Fact-Based Analysis: The Broader Impact
The economic impact of Anti-SLAPP laws is often measured in the reduction of "litigation waste." By filtering out meritless cases in the first 90 to 120 days, the judicial system saves significant resources. For small businesses and individual defendants, the savings are even more profound. The average cost of defending a defamation suit through trial can exceed $100,000, a figure that is prohibitive for most individuals.
From a corporate governance perspective, Michigan’s new law serves as a reminder to exercise "judicious restraint." Employers are encouraged to:
- Review Severance and Confidentiality Agreements: Ensure that "non-disparagement" clauses do not run afoul of the new law or other federal protections (such as the NLRB’s recent rulings on overly broad severance terms).
- Focus on Internal Resolution: Instead of litigating against critical speech, companies may find more success in addressing the underlying issues that prompt employees to go public.
- Consult Specialized Counsel: Before filing a suit against a former employee for their public statements, Michigan employers must now perform a rigorous "Anti-SLAPP analysis" to determine if the speech involves a "matter of public concern."

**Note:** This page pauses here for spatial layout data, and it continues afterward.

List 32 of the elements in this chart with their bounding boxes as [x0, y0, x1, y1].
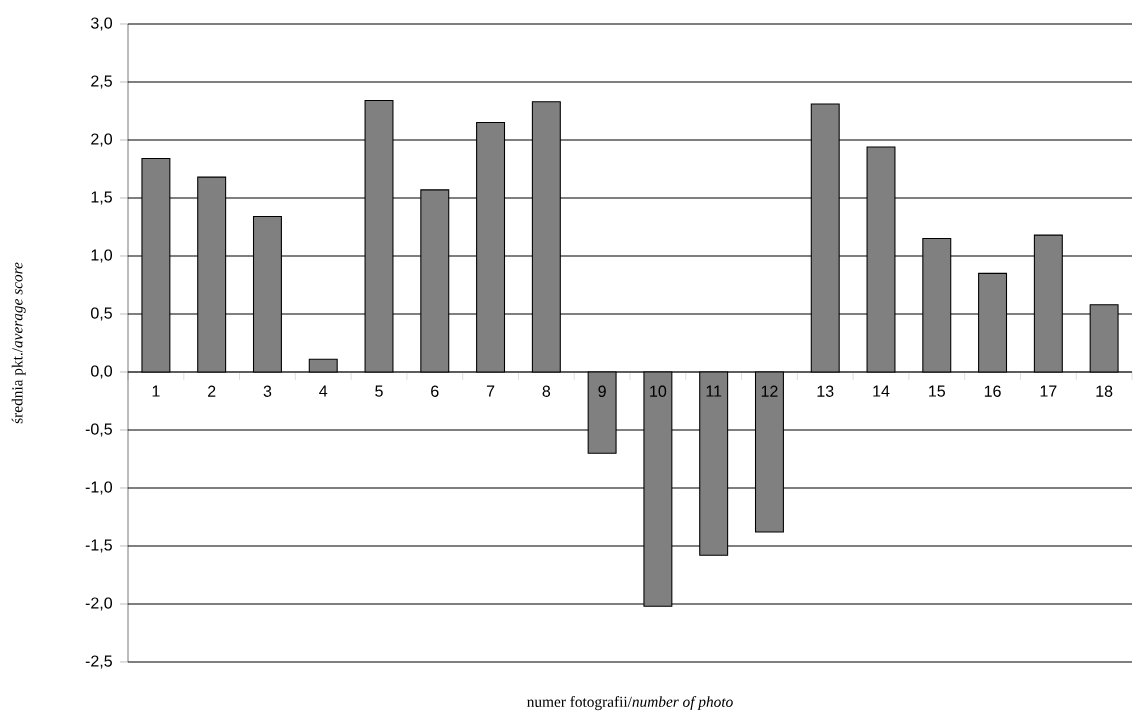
y-tick-label: 2,5: [91, 75, 112, 89]
y-tick-label: 0,0: [91, 365, 113, 379]
y-tick-label: -0,5: [85, 423, 112, 437]
x-tick-label: 14: [873, 385, 890, 397]
x-tick-label: 3: [263, 385, 272, 398]
y-tick-label: -2,0: [85, 597, 113, 611]
x-tick-label: 4: [319, 385, 328, 397]
y-tick-label: -1,5: [85, 539, 112, 553]
y-tick-label: -2,5: [85, 655, 112, 669]
x-tick-label: 15: [929, 385, 945, 397]
x-tick-label: 10: [650, 385, 667, 398]
x-tick-label: 7: [486, 385, 495, 397]
x-tick-label: 6: [431, 385, 439, 398]
y-tick-label: 2,0: [91, 133, 113, 147]
y-tick-label: -1,0: [85, 481, 113, 495]
x-tick-label: 1: [152, 385, 160, 397]
x-tick-label: 12: [761, 385, 778, 397]
y-tick-label: 1,0: [91, 249, 113, 263]
x-tick-label: 9: [598, 385, 606, 398]
x-tick-label: 8: [542, 385, 551, 398]
y-tick-label: 3,0: [91, 17, 113, 31]
x-tick-label: 2: [208, 385, 216, 397]
y-tick-label: 0,5: [91, 307, 112, 321]
y-axis-title: średnia pkt./average score: [11, 262, 26, 424]
x-tick-label: 13: [817, 385, 834, 398]
x-axis-title: numer fotografii/number of photo: [527, 696, 733, 711]
y-tick-label: 1,5: [91, 191, 112, 205]
x-tick-label: 5: [375, 385, 383, 397]
x-tick-label: 11: [706, 385, 722, 397]
x-tick-label: 17: [1040, 385, 1057, 397]
x-tick-label: 16: [984, 385, 1001, 398]
x-tick-label: 18: [1096, 385, 1113, 398]
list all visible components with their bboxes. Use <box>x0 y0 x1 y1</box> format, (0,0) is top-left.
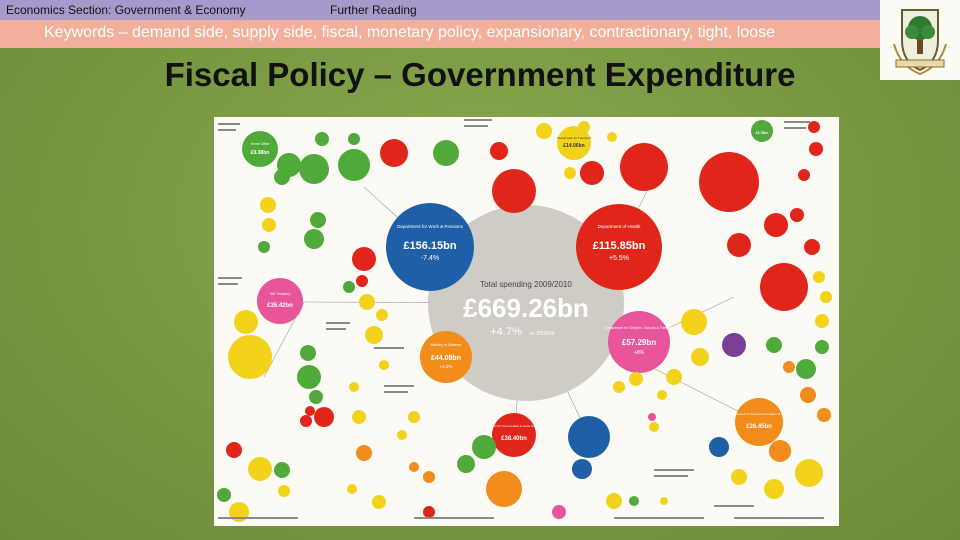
dcsf-bubble <box>608 311 670 373</box>
defence-name: Ministry of Defence <box>431 343 462 347</box>
dwp-value: £156.15bn <box>403 240 456 252</box>
dwp-change: -7.4% <box>421 255 439 262</box>
defence-change: +4.3% <box>440 364 453 369</box>
dcsf-name: Department for Children, Schools & Famil… <box>606 326 673 330</box>
bis-bubble <box>735 398 783 446</box>
minor-spending-bubbles <box>217 121 832 522</box>
bis-name: Department for Business Innovation & Ski… <box>730 412 789 416</box>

As Michigan prepares for the March 2026 effective date, the state’s legal community is bracing for a surge in motions to dismiss as existing and new cases are viewed through the lens of Public Act 0052. The law effectively signals that in the state of Michigan, the right to public expression will no longer be easily traded for the cost of a legal defense. This shift not only protects the individual speaker but also enriches the public discourse by ensuring that voices of concern are not silenced by the weight of a corporate summons.